Red Hat announces purchase of StackRox, a leader in native Kubernetes security.

Red Hat, Inc., the world's leading provider of open source solutions, announced its intention to acquire StackRox, a leader and innovator in native container security and Kubernetes.

By incorporating StackRox's powerful native Kubernetes security capabilities into Red Hat OpenShift, Red Hat will further its vision of deliver a single, comprehensive platform that allows users to securely build, deploy, and run almost any application across the hybrid cloud.

Kubernetes (the container orchestration solution that was born under the umbrella of Google and is currently powered by the Cloud Native Computing Foundation, a project of The Linux Foundation) isone of the fastest growing open source projects. one of the fastest growing open source projects, is the foundation for cloud-native applications, which are critical to the digital transformation taking place across industries. As the adoption of containers and Kubernetes in production environments grows, challenges remain. According to Gartner, "the use of containers for production deployments in enterprises is still limited by concerns related to security, monitoring, data management and networking."

To help mitigate these concerns, organizations need solutions that establish a secure foundation for modern workloads. 

Container security is Linux security. Red Hat has long been a leader in security for open source enterprise solutions, starting with Red Hat Enterprise Linux and continually evolving to set new standards for securing cloud-native environments. Building on this foundation, Red Hat® OpenShift® takes a layered approach to securing containers, integrating security throughout the container lifecycle, from building to deploying to running containers in mission-critical environments .

With this acquisition, Red Hat will further extend its security leadership by adding the complementary capabilities of StackRox to strengthen integrated security across its open hybrid cloud portfolio with greater simplicity and consistency. With StackRox, Red Hat will focus on transforming the way cloud-native workloads are secured by extending and refining native Kubernetes controls, as well as moving security into the container and CI/CD build phase, to provide a cohesive solution to improve security across the IT stack and throughout the lifecycle.

StackRox software provides visibility across all Kubernetes clusters, directly deploying components for application and data collection deep into the Kubernetes cluster infrastructure, reducing the time and effort required to implement security, and streamlining security analysis, investigation, and remediation.
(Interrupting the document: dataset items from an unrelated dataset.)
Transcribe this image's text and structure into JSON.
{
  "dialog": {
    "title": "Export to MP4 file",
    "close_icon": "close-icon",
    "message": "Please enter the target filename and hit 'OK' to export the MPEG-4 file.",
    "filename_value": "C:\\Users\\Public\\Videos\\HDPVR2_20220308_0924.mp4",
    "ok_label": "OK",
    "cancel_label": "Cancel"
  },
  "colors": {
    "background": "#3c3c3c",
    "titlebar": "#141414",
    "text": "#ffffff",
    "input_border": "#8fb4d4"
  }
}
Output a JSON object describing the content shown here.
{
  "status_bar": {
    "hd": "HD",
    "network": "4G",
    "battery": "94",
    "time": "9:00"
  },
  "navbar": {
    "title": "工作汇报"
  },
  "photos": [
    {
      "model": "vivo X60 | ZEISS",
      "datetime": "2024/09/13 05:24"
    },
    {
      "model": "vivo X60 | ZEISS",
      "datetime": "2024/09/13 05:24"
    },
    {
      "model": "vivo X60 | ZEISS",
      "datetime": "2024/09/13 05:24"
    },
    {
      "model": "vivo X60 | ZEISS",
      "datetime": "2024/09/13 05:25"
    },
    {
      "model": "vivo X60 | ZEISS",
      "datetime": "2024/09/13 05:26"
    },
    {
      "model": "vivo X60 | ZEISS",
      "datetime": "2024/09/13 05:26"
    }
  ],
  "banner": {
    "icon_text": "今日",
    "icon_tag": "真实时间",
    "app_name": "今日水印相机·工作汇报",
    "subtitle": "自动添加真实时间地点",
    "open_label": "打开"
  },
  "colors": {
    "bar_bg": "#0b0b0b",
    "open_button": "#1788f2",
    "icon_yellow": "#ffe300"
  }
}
The StackRox policy engine includes hundreds of built-in controls to enforce security best practices, industry standards such as CIS Benchmarks and NIST, and configuration management for both containers and Kubernetes, and runtime security. 

In addition to Red Hat OpenShift, StackRox will continue to support multiple Kubernetes platforms, including Amazon Elastic Kubernetes Service (EKS), Microsoft Azure Kubernetes Service (AKS) and Google Kubernetes Engine (GKE).

StackRox also helps simplify DevSecOps and enable cloud-native environments to be more intrinsically secure by integrating directly into customers' existing CI/CD, image scanning, and logging tools and application pipelines. In October 2020, StackRox launched KubeLinter, an open source project that parses Kubernetes YAML files and Helm graphs for correct configurations, with an approach that enables production readiness and security earlier in the development process. 

In keeping with Red Hat's open source heritage, Red Hat plans to open source StackRox technology after the acquisition. Red Hat will continue to support the KubeLinter community, as well as new communities, as Red Hat works to open source the StackRox offering.

The transaction is expected to close in the first quarter of 2021, subject to customary closing conditions.

"Securing Kubernetes workloads and infrastructure can't be done piecemeal; security must be an integrated part of every deployment, not an afterthought. Red Hat adds StackRox's native Kubernetes capabilities to OpenShift's layered security approach, furthering our mission to bring open, product-ready innovation to every organization through open hybrid cloud across all IT footprints."

PAUL CORMIER CHAIRMAN AND CHIEF EXECUTIVE OFFICER, RED HAT

Containers are and will be an essential part of the service infrastructure of many companies, reinforcing their security is an important point to develop.